2008 population studies indicated that 40% of all US brickmason, blockmason, and stonemason positions are held by immigrants in the United States illegally, as are 31% of roofer positions, 28% of dishwasher positions, and 21% of parking lot attendant positions.
Being an immigrant with an expired visa or residency permit inside the US is a civil offense, while entering illegally or smuggling immigrants across the borders could be classified as a misdemeanor, a felony, or even as a capital crime.
A Dec. 2007 USA Today poll of 2,981 readers revealed that 86% of those who were asked "Should illegal immigrants be allowed to use public services?" responded with "No," 13% said "Yes" response, and 1% "Do Not Know."

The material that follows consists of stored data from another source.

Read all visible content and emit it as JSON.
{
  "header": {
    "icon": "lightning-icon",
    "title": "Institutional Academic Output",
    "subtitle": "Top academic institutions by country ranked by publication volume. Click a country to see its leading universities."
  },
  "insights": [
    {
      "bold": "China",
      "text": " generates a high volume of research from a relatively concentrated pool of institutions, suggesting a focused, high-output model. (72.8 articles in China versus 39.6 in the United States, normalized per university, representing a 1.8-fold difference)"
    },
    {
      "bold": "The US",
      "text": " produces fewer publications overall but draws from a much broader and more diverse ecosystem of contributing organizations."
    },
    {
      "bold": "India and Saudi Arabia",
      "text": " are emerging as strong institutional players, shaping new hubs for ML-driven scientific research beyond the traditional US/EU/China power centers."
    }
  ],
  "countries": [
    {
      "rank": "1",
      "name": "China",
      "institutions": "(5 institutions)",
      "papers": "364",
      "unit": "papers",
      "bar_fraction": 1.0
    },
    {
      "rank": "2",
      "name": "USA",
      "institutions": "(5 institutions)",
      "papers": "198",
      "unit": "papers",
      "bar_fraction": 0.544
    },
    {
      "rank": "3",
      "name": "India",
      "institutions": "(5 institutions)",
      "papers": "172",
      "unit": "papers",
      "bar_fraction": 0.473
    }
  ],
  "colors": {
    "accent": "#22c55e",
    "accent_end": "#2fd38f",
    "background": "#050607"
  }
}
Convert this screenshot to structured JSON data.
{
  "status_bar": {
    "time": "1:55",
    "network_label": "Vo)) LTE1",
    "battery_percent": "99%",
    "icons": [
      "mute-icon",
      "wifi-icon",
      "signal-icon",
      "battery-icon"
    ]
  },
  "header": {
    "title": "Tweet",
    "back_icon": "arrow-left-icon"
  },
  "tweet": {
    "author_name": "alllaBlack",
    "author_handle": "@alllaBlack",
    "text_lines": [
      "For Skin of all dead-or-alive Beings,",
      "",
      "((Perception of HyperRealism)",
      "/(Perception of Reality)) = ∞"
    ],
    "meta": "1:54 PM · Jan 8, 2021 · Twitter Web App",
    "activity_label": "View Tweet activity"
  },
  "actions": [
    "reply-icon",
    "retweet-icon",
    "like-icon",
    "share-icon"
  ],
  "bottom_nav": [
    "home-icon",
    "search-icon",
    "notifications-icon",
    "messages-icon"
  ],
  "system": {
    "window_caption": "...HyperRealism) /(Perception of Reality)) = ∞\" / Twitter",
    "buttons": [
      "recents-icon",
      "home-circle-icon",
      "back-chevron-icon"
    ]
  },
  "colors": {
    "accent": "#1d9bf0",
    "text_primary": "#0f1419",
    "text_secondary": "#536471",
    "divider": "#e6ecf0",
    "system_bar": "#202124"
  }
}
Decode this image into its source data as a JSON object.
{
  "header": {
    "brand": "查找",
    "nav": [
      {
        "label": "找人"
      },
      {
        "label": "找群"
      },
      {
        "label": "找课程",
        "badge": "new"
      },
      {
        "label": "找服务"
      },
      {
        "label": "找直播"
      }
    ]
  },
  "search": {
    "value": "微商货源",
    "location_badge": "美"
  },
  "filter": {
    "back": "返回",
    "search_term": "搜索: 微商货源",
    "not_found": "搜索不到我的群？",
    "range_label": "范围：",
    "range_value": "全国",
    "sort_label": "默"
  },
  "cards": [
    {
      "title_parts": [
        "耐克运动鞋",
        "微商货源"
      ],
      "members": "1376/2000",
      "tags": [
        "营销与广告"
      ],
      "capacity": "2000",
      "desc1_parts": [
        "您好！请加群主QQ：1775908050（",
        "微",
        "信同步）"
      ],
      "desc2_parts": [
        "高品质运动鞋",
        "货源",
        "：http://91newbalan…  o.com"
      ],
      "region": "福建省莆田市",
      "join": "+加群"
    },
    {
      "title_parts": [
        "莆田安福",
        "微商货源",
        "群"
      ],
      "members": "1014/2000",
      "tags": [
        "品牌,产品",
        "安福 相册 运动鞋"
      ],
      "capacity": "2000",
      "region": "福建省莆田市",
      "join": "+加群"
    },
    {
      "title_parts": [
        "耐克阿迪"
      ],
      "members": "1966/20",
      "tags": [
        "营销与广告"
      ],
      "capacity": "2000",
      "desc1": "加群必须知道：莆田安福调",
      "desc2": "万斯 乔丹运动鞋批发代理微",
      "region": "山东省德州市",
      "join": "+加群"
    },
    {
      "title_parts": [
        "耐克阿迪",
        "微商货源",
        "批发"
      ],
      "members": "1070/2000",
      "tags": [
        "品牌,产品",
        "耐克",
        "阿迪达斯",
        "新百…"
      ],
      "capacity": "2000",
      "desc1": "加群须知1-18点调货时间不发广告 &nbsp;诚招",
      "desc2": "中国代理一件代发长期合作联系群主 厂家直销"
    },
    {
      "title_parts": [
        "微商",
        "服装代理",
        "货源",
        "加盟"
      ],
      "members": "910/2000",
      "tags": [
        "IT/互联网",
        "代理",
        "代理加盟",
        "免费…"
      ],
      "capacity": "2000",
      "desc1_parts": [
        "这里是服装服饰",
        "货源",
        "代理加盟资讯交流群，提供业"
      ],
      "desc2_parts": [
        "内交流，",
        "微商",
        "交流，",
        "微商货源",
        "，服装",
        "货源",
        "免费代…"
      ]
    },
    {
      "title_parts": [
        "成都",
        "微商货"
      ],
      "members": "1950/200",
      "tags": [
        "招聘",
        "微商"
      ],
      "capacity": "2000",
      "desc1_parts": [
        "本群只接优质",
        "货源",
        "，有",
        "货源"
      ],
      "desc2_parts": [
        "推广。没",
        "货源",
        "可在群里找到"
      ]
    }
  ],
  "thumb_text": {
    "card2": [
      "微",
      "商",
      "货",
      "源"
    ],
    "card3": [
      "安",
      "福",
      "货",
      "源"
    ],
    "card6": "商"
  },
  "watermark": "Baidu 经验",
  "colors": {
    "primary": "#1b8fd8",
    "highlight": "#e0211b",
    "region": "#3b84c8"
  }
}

The 1790 Alien Naturalization Act, passed by the US government on Mar. 26, 1790, was the nation's first federal legislation regarding US citizenship rules. The law limited naturalization to immigrants who were 'free white persons,' omitting indentured servants, slaves, and most women.
The Mar. 28, 1898 US Supreme Court case United States v. Wong Kim Ark ruled that the 14th Amendment, which reads in part that "All persons born or naturalized in the United States, and subject to the jurisdiction thereof, are citizens of the United States," constitutes citizenship to all persons born in the United States.